Its simple design, with the blue band at the hoist, followed by two more equal-sized bands, one of white, then a red “fly” (the outer band), is said to represent the common people, a reaction to the monarchy and the elaborate royal coats of arms found on pre-revolutionary flags. The revolutionary motto, liberté, égalité, fraternité , or liberty, equality and brotherhood, is closely associated with the Tricolor French Flag.

According to Whitney Smith, flag scholar and founder of the Flag Research Center in Winchester Massachusetts, the Tricolor French Flag “has no specific symbolism attached to the individual colors and shapes in its design” and that all symbolism was attached to it in retrospect. Yet, speculation abounds.

Sometimes the colors are thought to be influenced by those of the American Revolution, and also by Holland, but there are other explanations. With France being traditionally Catholic, blue is said to be the color of Saint Martin, a Gallo-Roman officer who ripped his blue cloak with his sword to give one half of it to a poor cold beggar. Red is the color of Saint Denis, the patron saint of Paris, and white, in this manner of thinking, represents the Virgin Mary.

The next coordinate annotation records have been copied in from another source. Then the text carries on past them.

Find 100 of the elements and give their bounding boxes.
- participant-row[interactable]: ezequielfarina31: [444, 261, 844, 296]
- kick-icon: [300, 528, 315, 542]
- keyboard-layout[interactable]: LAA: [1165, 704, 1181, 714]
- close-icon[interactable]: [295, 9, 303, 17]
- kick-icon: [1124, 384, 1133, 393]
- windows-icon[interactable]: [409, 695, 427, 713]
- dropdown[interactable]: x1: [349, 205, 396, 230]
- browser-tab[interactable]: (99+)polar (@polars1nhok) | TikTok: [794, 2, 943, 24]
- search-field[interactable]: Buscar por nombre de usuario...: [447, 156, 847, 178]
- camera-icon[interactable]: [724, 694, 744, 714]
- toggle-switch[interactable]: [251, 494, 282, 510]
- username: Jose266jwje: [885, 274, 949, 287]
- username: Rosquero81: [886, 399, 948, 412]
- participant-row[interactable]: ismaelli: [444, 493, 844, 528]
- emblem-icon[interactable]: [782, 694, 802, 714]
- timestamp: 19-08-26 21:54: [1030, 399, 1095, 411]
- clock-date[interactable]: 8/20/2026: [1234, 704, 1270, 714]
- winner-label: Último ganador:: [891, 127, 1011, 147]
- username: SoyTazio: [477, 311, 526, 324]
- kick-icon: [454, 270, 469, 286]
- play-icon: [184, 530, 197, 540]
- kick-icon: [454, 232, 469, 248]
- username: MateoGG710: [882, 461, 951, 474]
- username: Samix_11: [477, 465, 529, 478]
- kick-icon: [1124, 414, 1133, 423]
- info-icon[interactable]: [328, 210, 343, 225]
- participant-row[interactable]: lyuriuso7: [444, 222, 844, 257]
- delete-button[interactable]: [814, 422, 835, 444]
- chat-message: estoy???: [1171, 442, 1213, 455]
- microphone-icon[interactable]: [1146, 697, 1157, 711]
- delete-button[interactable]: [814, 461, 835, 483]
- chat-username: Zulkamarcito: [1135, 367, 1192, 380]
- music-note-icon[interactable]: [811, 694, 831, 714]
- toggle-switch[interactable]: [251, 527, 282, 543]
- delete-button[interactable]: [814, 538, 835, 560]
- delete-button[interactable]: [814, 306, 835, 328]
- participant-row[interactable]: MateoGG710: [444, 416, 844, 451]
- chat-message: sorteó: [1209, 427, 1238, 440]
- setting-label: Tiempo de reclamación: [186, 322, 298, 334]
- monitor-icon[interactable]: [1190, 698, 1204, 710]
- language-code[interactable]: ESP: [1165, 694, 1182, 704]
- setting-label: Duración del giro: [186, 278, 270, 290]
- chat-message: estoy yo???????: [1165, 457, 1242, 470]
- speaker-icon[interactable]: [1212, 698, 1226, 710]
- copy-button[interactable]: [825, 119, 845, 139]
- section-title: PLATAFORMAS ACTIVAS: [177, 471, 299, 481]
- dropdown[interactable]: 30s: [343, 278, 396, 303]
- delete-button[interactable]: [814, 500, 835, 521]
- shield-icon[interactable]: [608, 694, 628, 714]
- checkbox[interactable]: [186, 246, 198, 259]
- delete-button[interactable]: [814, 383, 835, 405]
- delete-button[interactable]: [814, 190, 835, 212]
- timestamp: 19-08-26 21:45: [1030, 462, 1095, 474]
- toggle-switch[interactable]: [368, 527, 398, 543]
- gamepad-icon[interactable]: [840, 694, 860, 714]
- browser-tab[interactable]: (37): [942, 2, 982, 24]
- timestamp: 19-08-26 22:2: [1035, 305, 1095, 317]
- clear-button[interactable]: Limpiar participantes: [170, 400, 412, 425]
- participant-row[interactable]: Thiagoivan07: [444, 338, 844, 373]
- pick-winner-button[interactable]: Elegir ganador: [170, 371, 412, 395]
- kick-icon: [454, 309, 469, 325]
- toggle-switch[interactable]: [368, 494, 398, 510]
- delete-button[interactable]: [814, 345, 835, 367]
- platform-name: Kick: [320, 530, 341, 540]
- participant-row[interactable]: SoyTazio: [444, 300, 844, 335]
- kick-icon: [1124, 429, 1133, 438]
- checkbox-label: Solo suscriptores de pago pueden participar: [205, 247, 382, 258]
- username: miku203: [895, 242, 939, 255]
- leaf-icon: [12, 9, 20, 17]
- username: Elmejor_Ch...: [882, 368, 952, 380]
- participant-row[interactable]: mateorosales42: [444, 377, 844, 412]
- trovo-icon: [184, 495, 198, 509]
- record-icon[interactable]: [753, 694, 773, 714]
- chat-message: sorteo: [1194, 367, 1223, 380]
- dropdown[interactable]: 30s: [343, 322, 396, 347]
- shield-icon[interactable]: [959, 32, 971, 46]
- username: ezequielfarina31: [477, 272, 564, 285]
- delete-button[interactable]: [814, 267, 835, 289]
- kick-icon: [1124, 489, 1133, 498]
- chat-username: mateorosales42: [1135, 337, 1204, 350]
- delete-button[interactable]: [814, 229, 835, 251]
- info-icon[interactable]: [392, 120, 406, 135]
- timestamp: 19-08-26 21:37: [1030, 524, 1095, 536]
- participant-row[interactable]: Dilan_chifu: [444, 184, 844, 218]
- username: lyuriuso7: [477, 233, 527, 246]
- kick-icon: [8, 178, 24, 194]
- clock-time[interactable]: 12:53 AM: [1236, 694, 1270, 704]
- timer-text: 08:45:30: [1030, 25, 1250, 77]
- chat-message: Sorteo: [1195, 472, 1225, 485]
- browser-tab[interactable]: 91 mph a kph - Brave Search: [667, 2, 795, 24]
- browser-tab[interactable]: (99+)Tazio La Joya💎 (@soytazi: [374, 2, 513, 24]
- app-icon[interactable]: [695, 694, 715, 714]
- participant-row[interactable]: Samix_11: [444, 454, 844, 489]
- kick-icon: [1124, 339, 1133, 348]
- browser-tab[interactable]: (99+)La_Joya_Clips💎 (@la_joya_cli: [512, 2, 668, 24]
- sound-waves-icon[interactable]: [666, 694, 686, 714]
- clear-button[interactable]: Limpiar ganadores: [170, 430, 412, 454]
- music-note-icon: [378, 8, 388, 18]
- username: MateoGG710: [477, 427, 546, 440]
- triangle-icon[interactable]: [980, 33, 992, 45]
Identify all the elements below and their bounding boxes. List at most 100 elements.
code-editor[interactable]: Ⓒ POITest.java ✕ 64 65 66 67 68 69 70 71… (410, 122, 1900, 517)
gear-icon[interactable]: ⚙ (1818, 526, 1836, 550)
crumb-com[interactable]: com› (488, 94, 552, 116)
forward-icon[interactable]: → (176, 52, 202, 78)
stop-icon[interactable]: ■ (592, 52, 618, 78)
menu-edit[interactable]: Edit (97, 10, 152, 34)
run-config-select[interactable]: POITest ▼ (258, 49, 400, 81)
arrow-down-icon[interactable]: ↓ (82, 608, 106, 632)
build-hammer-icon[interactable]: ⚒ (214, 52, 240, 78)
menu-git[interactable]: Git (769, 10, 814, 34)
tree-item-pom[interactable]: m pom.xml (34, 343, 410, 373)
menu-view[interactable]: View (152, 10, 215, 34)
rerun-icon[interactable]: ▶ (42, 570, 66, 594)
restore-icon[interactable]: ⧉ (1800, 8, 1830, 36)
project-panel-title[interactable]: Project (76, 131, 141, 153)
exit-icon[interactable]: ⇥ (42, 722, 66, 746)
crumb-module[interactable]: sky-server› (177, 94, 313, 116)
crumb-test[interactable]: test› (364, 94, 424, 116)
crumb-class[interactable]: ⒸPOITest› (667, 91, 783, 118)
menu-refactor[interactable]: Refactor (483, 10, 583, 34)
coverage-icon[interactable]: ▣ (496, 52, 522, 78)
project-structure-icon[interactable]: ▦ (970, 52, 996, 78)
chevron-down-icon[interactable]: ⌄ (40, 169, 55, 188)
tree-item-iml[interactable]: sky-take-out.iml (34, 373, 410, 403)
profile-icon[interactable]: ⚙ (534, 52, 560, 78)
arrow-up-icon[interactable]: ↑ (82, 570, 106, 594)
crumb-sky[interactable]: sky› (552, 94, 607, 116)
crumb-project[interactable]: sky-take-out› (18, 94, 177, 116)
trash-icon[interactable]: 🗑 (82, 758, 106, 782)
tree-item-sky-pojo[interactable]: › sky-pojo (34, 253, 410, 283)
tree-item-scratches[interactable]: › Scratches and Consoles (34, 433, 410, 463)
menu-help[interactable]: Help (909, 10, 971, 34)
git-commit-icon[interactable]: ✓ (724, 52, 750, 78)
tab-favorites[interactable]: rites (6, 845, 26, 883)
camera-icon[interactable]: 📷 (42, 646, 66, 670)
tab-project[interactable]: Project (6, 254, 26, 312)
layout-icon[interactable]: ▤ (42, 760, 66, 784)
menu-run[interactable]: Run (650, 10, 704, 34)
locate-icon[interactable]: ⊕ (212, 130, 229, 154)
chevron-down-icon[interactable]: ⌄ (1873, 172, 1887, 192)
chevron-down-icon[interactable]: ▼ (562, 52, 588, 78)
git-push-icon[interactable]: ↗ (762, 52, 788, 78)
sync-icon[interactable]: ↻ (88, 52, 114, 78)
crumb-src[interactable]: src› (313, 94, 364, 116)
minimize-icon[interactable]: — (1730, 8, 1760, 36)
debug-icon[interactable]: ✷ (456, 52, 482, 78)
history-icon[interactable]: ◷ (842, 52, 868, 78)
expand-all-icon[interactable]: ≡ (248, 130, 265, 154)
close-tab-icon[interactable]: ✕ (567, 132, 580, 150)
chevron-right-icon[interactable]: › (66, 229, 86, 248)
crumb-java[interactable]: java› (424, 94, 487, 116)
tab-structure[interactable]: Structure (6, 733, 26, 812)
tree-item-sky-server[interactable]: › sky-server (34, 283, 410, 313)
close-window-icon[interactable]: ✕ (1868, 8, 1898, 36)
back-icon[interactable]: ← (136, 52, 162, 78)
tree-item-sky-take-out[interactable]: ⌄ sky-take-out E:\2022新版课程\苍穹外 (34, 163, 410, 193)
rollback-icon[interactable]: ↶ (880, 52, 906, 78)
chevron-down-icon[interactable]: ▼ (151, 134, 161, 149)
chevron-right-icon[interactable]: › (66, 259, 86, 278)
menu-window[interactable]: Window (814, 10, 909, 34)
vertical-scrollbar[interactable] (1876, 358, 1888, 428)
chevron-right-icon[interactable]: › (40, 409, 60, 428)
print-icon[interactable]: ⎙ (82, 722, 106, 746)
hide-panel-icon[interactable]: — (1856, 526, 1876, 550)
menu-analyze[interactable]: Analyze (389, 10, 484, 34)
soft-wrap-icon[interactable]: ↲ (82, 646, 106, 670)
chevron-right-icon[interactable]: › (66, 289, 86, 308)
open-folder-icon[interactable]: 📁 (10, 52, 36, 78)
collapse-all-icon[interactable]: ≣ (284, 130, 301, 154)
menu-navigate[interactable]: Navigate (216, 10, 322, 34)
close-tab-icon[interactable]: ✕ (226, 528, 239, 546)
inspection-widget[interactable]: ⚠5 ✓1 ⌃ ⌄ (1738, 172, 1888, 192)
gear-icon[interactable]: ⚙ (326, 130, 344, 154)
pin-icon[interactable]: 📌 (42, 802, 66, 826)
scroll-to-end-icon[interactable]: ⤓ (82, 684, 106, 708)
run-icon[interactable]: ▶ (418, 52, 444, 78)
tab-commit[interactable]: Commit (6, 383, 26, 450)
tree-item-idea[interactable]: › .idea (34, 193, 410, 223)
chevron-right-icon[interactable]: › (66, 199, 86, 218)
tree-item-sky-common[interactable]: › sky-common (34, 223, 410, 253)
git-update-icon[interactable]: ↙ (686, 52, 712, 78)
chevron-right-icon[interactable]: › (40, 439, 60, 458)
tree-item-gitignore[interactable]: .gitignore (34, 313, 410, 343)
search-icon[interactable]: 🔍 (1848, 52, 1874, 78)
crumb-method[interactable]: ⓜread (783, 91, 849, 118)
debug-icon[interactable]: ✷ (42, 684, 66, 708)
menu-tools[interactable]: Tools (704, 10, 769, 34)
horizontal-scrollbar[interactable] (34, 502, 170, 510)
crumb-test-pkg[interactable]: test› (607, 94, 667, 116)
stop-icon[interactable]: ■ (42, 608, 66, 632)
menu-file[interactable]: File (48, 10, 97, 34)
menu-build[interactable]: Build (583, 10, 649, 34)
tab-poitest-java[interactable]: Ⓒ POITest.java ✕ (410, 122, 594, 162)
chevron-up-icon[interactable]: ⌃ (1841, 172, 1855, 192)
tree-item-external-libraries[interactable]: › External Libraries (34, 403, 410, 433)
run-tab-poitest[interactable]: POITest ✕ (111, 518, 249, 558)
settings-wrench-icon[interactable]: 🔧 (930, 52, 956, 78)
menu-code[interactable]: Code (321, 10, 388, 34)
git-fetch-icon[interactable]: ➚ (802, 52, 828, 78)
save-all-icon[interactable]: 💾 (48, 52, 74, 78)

Prime Minister Jean-Pierre Raffarin (2002-2005) consistently and poetically referred to the colors as “the blue of our history, the white of our hopes, and the red of the blood of our ancestors”. As influenced as it may be by ideas and idealism, the Tricolor is equally influential, with post-colonial and post-revolutionary countries all over world either using either the blue, white, and red, or the Tricolor French Flag‘s banded style to represent freedom from tyranny.